Thanks for that information. I have not been told what level to aim for. What complicates my situation is a chronic kidney disease. It perpetuates the inflammatory processes and also effects the cardiac function. I still have a lot of reading to do. It seems to me that, rather than just one or two drugs from this class, the whole statin family of drugs has antiinflammatory properties, not unlike some mega-strength aspirin. What makes a difference to some people is that a couple of statins have actually been proven effective in reducing inflammation in clinical trials. (evidence-based info) :)

However, after six weeks on Simvastatin my levels went from normal to these, and I am far from happy with these low levels for reasons I'll mention below.

TC: 3.2 mmol/L (123.7 mg/dl)
LDL 1.6 (61.9)
HDL 1.2 (46.4) Lowest ever HDL reading.
Trig's: 0.9 (79.7)

Now, what to do?

Well, here are my numbers as of three weeks ago:
(Looks familiar?)

TC 3.4mmol/L (4.20-5.20)
LDL 1.93mmol/L (2.20-3.40)
HDL 1.13 (.90-2.40)
Triglycerides .93 (.60-2.30)

compared to the following levels two months ago:

TC 4.58
LDL 2.89
HDL 1.24
Triglycerides .98

Well, I shall continue taking 40mg Simvastatin for two months, retest to see if the levels have decreased even more and then go to 20mg for two months and retest. Depending on the results I shall decide whether to stop taking Simvastatin, and start taking hawthorn berry tincture in addition to the 200mg COq10, 1.2g aged garlic and 8ozs pomegranate juice currently being taken daily.

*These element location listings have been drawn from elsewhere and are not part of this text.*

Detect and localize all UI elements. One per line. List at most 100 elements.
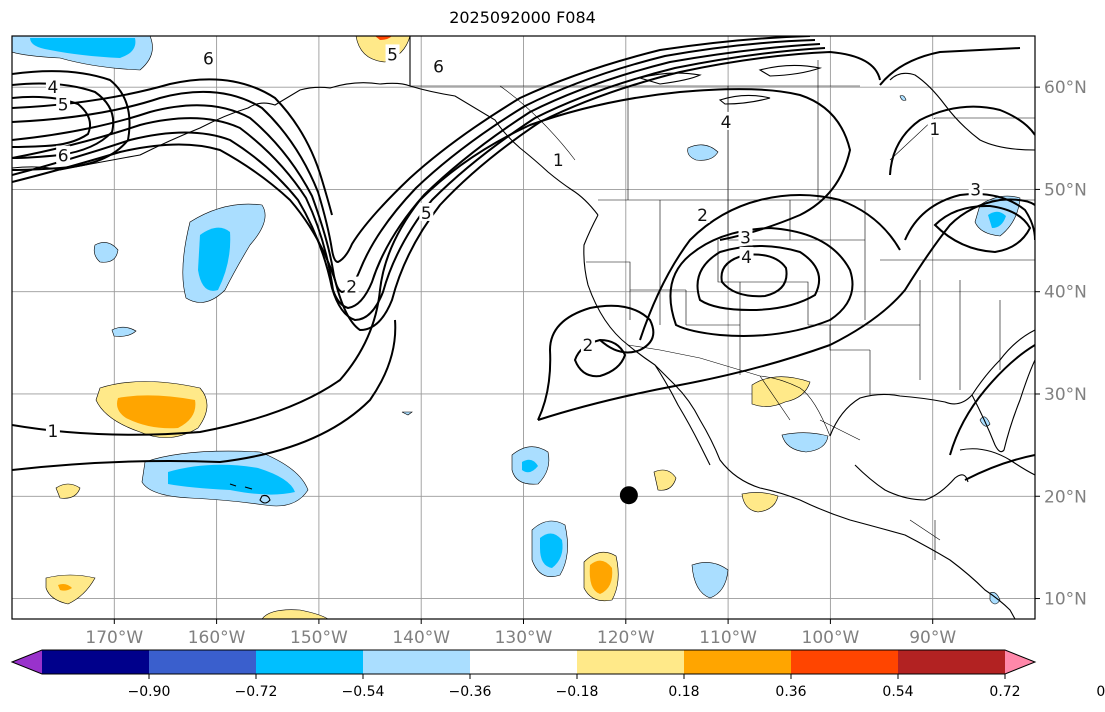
lon-tick-label: 150°W (290, 628, 348, 648)
colorbar-segment (256, 650, 364, 674)
shade-region (781, 432, 829, 453)
contour-line (889, 105, 1035, 176)
shade-region (93, 242, 119, 263)
contour-line (12, 82, 115, 159)
contour-line (12, 43, 821, 310)
lon-tick-label: 110°W (699, 628, 757, 648)
contour-label-bg (419, 202, 434, 221)
colorbar: −0.90 −0.72 −0.54 −0.36 −0.18 0.18 0.36 0.54 0.7… (10, 649, 1105, 700)
shade-region (168, 464, 295, 495)
contour-line (12, 47, 826, 322)
contour-label-bg (551, 149, 566, 168)
coast-hawaii (229, 483, 271, 504)
colorbar-label: 0.90 (1096, 684, 1105, 700)
coast-cuba (959, 448, 1035, 476)
contour-line (933, 204, 1032, 254)
contour-line (720, 253, 788, 298)
contour-line (12, 88, 852, 436)
shade-region (198, 227, 231, 291)
contour-label-bg (56, 145, 71, 164)
colorbar-segment (363, 650, 471, 674)
contour-label: 5 (387, 45, 398, 65)
contour-label-bg (344, 276, 359, 295)
contour-label: 6 (203, 50, 214, 70)
contour-label-bg (968, 179, 983, 198)
contour-label-bg (719, 111, 734, 130)
shade-region (988, 211, 1006, 228)
contour-line (964, 454, 1035, 481)
border-canada-provinces (500, 60, 1035, 200)
lat-tick-label: 20°N (1044, 487, 1087, 507)
shade-region (687, 144, 719, 161)
colorbar-label: 0.36 (775, 684, 806, 700)
coast-yucatan (854, 464, 969, 501)
shade-region (30, 38, 136, 58)
contour-label: 1 (929, 120, 940, 140)
contour-label-bg (927, 119, 942, 138)
lat-tick-label: 30°N (1044, 385, 1087, 405)
coast-florida (971, 359, 1035, 453)
contour-label-bg (385, 44, 400, 63)
political-borders (409, 36, 1035, 560)
coast-alaska (12, 36, 411, 171)
shade-region (58, 584, 72, 591)
contour-label: 4 (721, 113, 732, 133)
coastlines (12, 36, 1035, 619)
colorbar-under-triangle (12, 650, 42, 674)
shade-region (899, 95, 907, 101)
shade-region (111, 326, 137, 337)
contour-label: 2 (346, 278, 357, 298)
contour-label: 4 (741, 248, 752, 268)
contour-label-bg (695, 204, 710, 223)
axis-labels: 170°W 160°W 150°W 140°W 130°W 120°W 110°W 100°W… (85, 78, 1086, 648)
contour-label: 1 (553, 151, 564, 171)
contour-label-bg (738, 227, 753, 246)
colorbar-label: 0.72 (989, 684, 1020, 700)
contour-label: 4 (48, 78, 59, 98)
coast-baja (654, 364, 711, 466)
shade-region (55, 483, 81, 499)
contour-line (537, 304, 655, 421)
contour-line (12, 50, 881, 332)
contour-label: 2 (697, 206, 708, 226)
border-mexico-states (759, 375, 941, 560)
shade-region (741, 492, 779, 513)
contour-label: 1 (48, 422, 59, 442)
shade-region (117, 395, 196, 429)
contour-label: 5 (58, 96, 69, 116)
colorbar-segment (898, 650, 1006, 674)
shade-region (401, 411, 413, 416)
colorbar-outline (10, 649, 1037, 675)
colorbar-segment (791, 650, 899, 674)
lon-tick-label: 170°W (85, 628, 143, 648)
colorbar-segment (577, 650, 685, 674)
contour-label: 6 (433, 58, 444, 78)
contour-line (12, 36, 811, 264)
shade-region (540, 533, 563, 568)
contour-line (12, 78, 333, 216)
colorbar-label: −0.18 (556, 684, 599, 700)
lon-tick-label: 120°W (597, 628, 655, 648)
lat-tick-label: 40°N (1044, 283, 1087, 303)
colorbar-label: −0.54 (342, 684, 385, 700)
lon-tick-label: 140°W (392, 628, 450, 648)
graticule (12, 36, 1035, 619)
contour-label-bg (739, 246, 754, 265)
contour-label: 2 (583, 336, 594, 356)
shade-region (261, 609, 329, 619)
shade-region (589, 560, 613, 594)
lon-tick-label: 90°W (909, 628, 956, 648)
contour-label-bg (45, 420, 60, 439)
contour-line (879, 47, 1021, 86)
coast-nunavut (637, 64, 823, 105)
colorbar-label: −0.36 (449, 684, 492, 700)
contour-line (669, 226, 854, 337)
shade-region (45, 574, 96, 605)
colorbar-label: 0.54 (882, 684, 913, 700)
contour-line (949, 344, 1035, 456)
shade-region (751, 376, 811, 407)
lat-tick-label: 50°N (1044, 180, 1087, 200)
colorbar-label: 0.18 (668, 684, 699, 700)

I plan to do the exact same thing. The bottom line when deciding whether to continue with this therapy as prescribed are the often irreversible or fatal consequences of atherosclerosis and unstable plaque. Thanks for describing the effects of low cholesterol on the body. They sound almost as bas as those of blocked arteries. :( I feel that monitoring our progress (or the lack thereof) in fighting inflammation is our doctors' responsibility, as are any necessary dose adjustments.

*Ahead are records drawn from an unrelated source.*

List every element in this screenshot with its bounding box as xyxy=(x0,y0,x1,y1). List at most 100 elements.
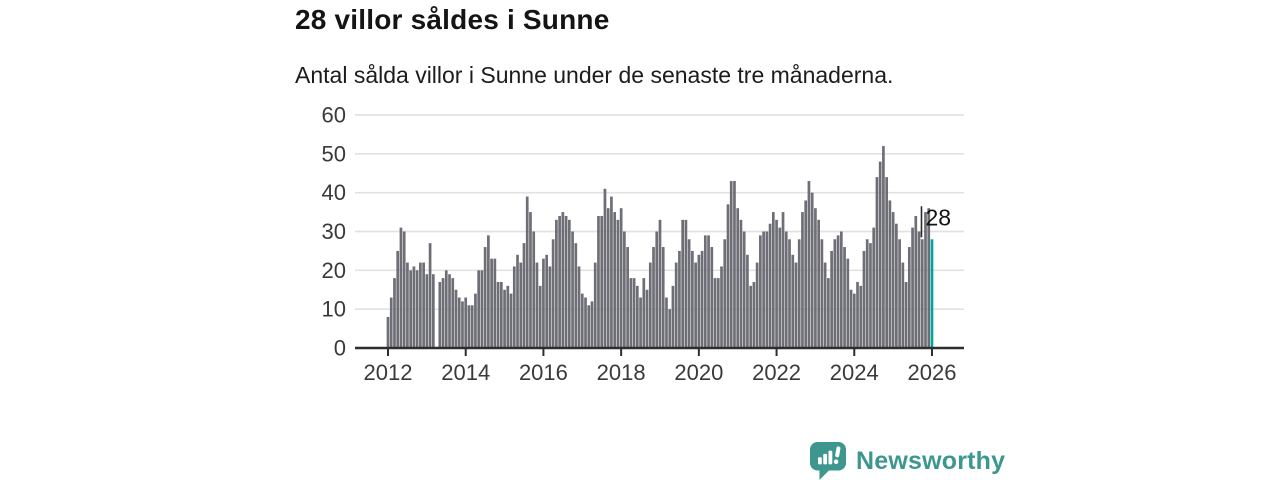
bar xyxy=(538,285,542,348)
chart-subtitle: Antal sålda villor i Sunne under de sena… xyxy=(295,62,894,88)
bar xyxy=(632,278,636,348)
bar xyxy=(616,219,620,348)
bar xyxy=(561,212,565,348)
bar xyxy=(506,285,510,348)
bar xyxy=(393,278,396,348)
bar xyxy=(480,270,484,348)
bar xyxy=(901,262,905,348)
bar xyxy=(703,235,707,348)
bar xyxy=(878,161,882,348)
bar xyxy=(833,239,837,348)
bar xyxy=(788,239,791,348)
bar xyxy=(532,231,536,348)
bar xyxy=(635,285,639,348)
bar xyxy=(775,219,778,348)
bar xyxy=(396,250,400,348)
bar xyxy=(477,270,481,348)
bar xyxy=(713,278,717,348)
bar xyxy=(529,212,532,348)
bar xyxy=(726,204,730,348)
bar xyxy=(720,266,723,348)
bar xyxy=(862,250,866,348)
y-axis-tick-label: 10 xyxy=(322,297,346,322)
bar xyxy=(882,146,885,348)
bar xyxy=(736,208,740,348)
bar xyxy=(875,177,879,348)
bar xyxy=(807,181,811,348)
bar xyxy=(496,281,500,348)
bar xyxy=(762,231,765,348)
bar xyxy=(911,227,914,348)
x-axis-tick-label: 2024 xyxy=(830,360,879,385)
bar xyxy=(716,278,720,348)
bar xyxy=(441,278,445,348)
bar xyxy=(895,223,898,348)
bar xyxy=(487,235,490,348)
x-axis-tick-label: 2012 xyxy=(364,360,413,385)
bar xyxy=(584,297,587,348)
bar xyxy=(827,278,830,348)
bar xyxy=(810,192,814,348)
bar xyxy=(652,247,655,348)
x-axis-tick-label: 2018 xyxy=(597,360,646,385)
y-axis-tick-label: 20 xyxy=(322,258,346,283)
bar xyxy=(535,262,539,348)
bar xyxy=(525,196,529,348)
bar xyxy=(885,177,888,348)
bar xyxy=(668,309,672,348)
bar xyxy=(448,274,451,348)
y-axis-tick-label: 0 xyxy=(334,336,346,361)
bar xyxy=(580,293,584,348)
page-title: 28 villor såldes i Sunne xyxy=(295,4,610,35)
bar xyxy=(765,231,769,348)
bar xyxy=(710,247,714,348)
bar xyxy=(891,212,895,348)
bar xyxy=(843,247,846,348)
bar xyxy=(600,215,604,348)
bar xyxy=(781,212,785,348)
bar xyxy=(577,266,581,348)
bar xyxy=(425,274,429,348)
bar xyxy=(661,247,665,348)
bar xyxy=(746,254,749,348)
bar xyxy=(512,266,516,348)
y-axis-tick-label: 60 xyxy=(322,103,346,128)
bar xyxy=(920,239,924,348)
bar xyxy=(564,215,568,348)
bar xyxy=(545,254,549,348)
x-axis-tick-label: 2014 xyxy=(441,360,490,385)
bar xyxy=(623,231,626,348)
bar xyxy=(483,247,487,348)
bar xyxy=(794,262,798,348)
bar xyxy=(927,208,931,348)
bar xyxy=(914,215,918,348)
bar xyxy=(402,231,406,348)
bar xyxy=(694,262,697,348)
bar xyxy=(412,266,416,348)
bar xyxy=(597,215,600,348)
bar xyxy=(386,316,390,348)
bar xyxy=(797,239,801,348)
bar xyxy=(457,297,461,348)
bar xyxy=(438,281,442,348)
bar xyxy=(626,247,629,348)
bar xyxy=(814,208,817,348)
bar xyxy=(830,250,833,348)
bar xyxy=(590,301,594,348)
x-axis-tick-label: 2020 xyxy=(674,360,723,385)
bar xyxy=(778,227,782,348)
bar xyxy=(739,219,743,348)
bar xyxy=(872,227,876,348)
bar xyxy=(603,188,607,348)
sales-bar-chart: 0 10 20 30 40 50 60 2012 2014 2016 2018 2020 2022 202… xyxy=(322,103,964,385)
bar xyxy=(804,200,808,348)
bar xyxy=(904,281,908,348)
bar xyxy=(658,219,662,348)
y-axis-tick-label: 40 xyxy=(322,180,346,205)
bar xyxy=(849,289,853,348)
bar xyxy=(470,305,474,348)
bar xyxy=(454,289,458,348)
bar xyxy=(522,243,526,348)
bar xyxy=(898,239,901,348)
bar xyxy=(768,223,772,348)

I've been taking the same supplements as you for over two years now, with the exception of the hawthorn berry. My daily supplements include CoQ10, garlic, vitamins E and C and fish oil. I hope they've done some good. If you know of any other supplements thought to reduce inflammation, please share.

Looks like you have been reading the same science papers as I have.
The latest thinking by the world's most respected cardiologists is that saturated fats etc. are not the cause of high cholesterol levels, but yes, as you said, by inflammation within the arteries.

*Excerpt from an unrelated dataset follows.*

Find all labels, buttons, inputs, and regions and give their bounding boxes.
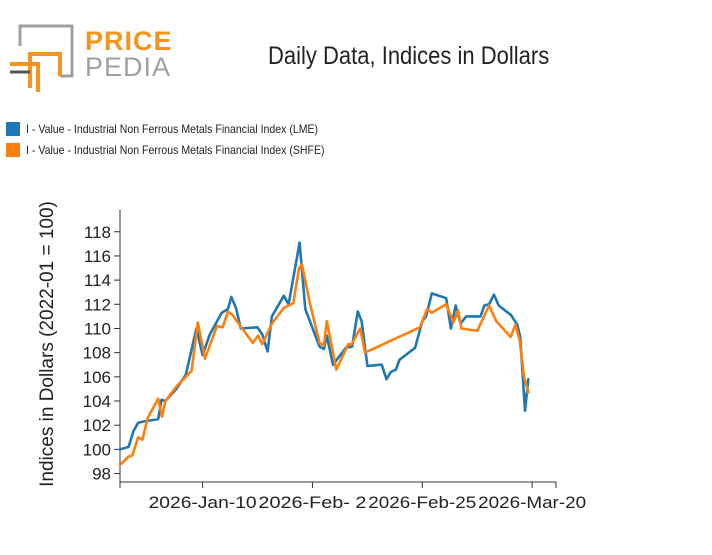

I've done a lot of reading about inflammation, atherosclerosis and related issues. It is fascinating stuff. You are correct, inflammatory processes cause the initial endothelial dysfunction, which then leads to atherosclerosis, plaque deposition and resulting problems. For this reason, inflammation is what must be targeted in order to reduce one's risk of an adverse event.

Thank you so much for your input! It is so good to know I am not alone in this. Any recommendations?